To address the issues associated with technology development such as rapid prototyping, reuse, extensibility, distribution, etc., the TRIL Centre  has developed a modular, extensible, and reusable technology approach based on an open research platform concept called BioMOBIUS. The TRIL Centre is a collaboration between Intel Ireland, University College Dublin, Trinity College Dublin, and the National University of Ireland at Galway, with support from IDA Ireland. TRIL grounds its research in ethnography and clinical efficacy, with a common set of research tools based on BioMOBIUS, and takes the research out of the lab into homes of older people. BioMOBIUS enables TRIL researchers to carry out their research in an effective and efficient manner and to have the ability to share their research solutions in a logistically effective manner. A modular, abstracted approach reduces the learning curve and prompts rapid application prototyping and reuse, thereby lowering development costs and reducing the barriers to technology adoption. The software components of BioMOBIUS are made freely available to the biomedical research community by the TRIL Centre.
The BioMOBIUS research platform comprised of both low-level and high-level software development environments is fully integrated with the SHIMMER sensor platform [41, 42]. ("SHIMMER" is short for "Sensing Health with Intelligence, Modularity, Mobility and Experimental Reusability".) BioMOBIUS also supports a number of other third-party sensors and off-the-shelf devices. This integration of software and hardware provides a unique set of capabilities that enables developers, engineers, and researchers to rapidly develop research applications to investigate a variety of research hypothesis and to rapidly modify the applications based on the evolving needs of the researcher and end user. The key features of the platform to enable such capabilities are as follows:
- Ease of hardware integration.
- Software component reuse.
- Highly extensible both from a hardware and software perspective.
- High quality user interfaces (UI).
- Supports data acquisition rates appropriate for kinematic and physiological data capture.
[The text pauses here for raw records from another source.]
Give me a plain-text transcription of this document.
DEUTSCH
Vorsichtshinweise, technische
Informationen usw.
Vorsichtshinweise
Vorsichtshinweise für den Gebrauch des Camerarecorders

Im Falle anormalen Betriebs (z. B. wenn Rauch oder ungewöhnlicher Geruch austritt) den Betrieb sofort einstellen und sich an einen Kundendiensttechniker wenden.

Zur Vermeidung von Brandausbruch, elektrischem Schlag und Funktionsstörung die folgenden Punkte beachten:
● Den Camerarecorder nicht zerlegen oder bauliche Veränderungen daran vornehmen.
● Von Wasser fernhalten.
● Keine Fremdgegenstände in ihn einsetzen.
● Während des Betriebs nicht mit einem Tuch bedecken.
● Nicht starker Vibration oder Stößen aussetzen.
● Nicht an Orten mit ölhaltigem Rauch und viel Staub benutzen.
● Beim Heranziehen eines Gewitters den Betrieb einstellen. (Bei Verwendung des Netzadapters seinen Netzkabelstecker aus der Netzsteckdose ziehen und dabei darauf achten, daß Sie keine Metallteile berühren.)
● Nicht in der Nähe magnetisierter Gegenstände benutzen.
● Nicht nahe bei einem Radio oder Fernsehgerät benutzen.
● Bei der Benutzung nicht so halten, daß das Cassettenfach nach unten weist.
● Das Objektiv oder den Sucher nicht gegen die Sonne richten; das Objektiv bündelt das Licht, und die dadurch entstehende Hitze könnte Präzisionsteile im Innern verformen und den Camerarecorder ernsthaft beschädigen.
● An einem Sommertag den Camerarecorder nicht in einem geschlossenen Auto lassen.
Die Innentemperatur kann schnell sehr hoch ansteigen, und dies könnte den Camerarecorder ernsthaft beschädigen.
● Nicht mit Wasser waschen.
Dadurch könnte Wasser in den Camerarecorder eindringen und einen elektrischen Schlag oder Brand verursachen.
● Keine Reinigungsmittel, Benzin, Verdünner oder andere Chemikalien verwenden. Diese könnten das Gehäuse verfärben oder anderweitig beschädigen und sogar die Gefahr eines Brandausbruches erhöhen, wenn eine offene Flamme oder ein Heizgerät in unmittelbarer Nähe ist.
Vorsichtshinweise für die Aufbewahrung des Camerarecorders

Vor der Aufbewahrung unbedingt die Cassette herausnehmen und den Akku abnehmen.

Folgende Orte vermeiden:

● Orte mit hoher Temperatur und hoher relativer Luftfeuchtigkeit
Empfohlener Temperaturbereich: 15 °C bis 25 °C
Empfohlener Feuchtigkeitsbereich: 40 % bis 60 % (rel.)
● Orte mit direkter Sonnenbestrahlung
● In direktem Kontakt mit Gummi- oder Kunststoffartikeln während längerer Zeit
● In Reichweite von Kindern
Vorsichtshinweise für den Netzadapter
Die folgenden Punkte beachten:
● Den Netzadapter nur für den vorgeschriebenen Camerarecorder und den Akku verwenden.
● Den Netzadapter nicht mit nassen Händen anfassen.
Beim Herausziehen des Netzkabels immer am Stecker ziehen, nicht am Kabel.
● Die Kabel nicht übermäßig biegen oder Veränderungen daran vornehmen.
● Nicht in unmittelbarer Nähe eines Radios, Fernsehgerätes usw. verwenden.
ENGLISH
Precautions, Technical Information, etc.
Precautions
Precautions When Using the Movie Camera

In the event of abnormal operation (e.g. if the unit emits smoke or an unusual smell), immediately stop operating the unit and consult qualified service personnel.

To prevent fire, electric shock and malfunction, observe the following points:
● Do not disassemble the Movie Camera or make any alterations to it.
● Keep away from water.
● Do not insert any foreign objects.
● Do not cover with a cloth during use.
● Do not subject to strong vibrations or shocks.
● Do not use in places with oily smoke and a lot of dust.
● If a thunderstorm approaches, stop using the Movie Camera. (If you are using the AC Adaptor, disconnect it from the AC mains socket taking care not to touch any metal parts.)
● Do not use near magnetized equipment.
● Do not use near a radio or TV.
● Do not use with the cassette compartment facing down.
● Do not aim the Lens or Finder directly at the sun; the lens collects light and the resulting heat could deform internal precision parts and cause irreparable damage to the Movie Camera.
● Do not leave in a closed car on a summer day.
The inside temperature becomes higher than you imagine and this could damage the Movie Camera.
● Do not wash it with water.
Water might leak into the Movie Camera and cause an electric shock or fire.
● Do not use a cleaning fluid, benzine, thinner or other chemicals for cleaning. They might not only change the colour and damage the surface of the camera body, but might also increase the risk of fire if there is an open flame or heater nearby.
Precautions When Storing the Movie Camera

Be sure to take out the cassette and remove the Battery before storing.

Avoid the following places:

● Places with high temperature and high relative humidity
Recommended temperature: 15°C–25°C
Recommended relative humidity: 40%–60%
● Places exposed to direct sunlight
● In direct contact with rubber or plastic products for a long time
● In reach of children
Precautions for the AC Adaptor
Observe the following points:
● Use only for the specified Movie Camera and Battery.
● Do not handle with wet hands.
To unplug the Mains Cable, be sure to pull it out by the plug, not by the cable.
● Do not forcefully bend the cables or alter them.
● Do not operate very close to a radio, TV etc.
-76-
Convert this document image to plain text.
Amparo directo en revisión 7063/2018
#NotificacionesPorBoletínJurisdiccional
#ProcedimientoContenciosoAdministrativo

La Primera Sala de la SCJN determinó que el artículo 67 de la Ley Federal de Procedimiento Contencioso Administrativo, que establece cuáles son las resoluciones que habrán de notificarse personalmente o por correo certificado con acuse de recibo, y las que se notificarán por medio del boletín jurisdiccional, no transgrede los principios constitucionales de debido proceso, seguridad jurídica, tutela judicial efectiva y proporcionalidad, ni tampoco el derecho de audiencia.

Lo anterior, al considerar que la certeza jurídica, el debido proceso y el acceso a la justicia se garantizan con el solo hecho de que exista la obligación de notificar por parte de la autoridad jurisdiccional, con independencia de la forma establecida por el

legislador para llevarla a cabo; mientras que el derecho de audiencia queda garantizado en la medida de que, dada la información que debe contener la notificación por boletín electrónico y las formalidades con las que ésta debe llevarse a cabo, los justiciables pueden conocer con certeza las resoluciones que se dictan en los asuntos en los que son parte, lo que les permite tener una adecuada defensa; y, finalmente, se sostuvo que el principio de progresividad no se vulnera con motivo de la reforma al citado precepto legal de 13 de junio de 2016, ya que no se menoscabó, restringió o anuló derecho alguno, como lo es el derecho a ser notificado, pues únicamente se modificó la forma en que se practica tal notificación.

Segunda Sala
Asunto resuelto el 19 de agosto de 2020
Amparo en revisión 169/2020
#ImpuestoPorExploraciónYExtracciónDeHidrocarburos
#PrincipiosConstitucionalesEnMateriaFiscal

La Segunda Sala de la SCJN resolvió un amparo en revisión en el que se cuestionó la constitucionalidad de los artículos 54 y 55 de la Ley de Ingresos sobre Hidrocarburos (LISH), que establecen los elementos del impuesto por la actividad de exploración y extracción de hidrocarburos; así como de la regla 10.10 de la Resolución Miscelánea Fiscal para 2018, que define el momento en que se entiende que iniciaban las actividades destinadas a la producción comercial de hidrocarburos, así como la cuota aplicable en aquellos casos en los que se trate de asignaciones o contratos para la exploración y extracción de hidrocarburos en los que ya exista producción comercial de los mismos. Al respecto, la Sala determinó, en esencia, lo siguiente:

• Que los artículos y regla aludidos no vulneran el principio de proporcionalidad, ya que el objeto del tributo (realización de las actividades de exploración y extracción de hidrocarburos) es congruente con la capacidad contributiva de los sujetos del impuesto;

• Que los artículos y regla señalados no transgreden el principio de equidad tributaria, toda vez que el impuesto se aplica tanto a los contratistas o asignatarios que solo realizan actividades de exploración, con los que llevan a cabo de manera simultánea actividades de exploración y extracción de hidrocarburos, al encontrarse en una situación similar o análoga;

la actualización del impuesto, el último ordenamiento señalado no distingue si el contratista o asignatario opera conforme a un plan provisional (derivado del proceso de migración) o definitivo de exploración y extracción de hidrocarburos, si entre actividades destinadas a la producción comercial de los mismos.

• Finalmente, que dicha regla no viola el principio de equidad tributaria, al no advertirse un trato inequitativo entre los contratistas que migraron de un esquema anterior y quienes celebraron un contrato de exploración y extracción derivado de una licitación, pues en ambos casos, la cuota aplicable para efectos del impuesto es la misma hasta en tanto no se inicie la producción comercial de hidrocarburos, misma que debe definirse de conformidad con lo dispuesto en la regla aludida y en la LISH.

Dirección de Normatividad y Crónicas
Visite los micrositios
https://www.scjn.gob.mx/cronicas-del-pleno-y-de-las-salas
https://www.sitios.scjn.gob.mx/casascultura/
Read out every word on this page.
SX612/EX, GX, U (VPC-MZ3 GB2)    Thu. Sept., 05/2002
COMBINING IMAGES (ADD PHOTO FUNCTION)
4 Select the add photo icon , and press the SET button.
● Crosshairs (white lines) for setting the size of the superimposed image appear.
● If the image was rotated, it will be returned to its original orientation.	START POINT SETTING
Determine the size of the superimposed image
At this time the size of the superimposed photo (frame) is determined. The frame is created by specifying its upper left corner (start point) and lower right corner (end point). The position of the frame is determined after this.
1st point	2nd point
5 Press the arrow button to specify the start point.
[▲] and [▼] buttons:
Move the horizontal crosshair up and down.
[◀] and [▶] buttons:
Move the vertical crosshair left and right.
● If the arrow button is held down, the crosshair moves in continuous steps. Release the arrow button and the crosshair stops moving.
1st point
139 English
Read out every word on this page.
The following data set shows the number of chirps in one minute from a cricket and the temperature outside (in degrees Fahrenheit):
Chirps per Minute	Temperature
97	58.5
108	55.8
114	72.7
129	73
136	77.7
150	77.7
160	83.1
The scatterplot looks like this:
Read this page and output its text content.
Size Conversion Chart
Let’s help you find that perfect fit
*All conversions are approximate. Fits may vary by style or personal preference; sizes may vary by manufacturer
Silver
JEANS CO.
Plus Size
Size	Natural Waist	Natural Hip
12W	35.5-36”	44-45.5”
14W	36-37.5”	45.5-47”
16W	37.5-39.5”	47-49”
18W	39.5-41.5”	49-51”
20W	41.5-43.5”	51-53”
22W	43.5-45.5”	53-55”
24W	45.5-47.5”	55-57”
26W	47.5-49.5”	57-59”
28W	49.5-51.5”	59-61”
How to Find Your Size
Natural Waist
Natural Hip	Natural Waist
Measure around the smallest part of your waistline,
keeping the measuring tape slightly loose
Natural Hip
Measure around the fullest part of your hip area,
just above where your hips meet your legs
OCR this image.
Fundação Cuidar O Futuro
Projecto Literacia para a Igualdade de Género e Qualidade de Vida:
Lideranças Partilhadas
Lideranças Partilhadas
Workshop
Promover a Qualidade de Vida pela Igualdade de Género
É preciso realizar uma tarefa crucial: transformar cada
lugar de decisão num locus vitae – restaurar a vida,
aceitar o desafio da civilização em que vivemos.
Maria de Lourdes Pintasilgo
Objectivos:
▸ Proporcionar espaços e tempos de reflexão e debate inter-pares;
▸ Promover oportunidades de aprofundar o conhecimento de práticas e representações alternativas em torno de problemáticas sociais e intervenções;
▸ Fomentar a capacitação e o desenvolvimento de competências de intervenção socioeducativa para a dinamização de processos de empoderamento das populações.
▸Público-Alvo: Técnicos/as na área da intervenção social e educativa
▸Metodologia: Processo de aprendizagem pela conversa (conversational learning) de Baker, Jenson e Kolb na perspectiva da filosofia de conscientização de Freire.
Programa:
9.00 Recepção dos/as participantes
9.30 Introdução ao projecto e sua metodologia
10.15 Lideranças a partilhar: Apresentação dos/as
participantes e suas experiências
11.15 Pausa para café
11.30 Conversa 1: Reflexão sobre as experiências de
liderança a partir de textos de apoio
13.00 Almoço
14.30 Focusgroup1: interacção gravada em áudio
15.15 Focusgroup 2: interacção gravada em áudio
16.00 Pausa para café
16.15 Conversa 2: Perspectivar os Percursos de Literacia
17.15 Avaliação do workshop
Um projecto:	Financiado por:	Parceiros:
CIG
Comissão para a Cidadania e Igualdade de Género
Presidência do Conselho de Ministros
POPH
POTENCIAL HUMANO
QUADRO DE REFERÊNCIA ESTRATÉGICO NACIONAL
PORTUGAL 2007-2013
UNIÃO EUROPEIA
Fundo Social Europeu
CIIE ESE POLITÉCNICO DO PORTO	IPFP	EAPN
- Provides real-time data processing and data presentation.
- Data persistence to file and database.
- Stability and reliability.
A typical BioMOBIUS application includes SHIMMER sensors, processing functionality, and a UI. The sensors monitor biomedical indicators such as gait stability, and the processing functionality converts the sensor data into meaningful information. The UI allows clinicians to view the information and adjust the application settings or it allows the home-based participant to view feedback information on performance; e.g., attention level measurement via GSR.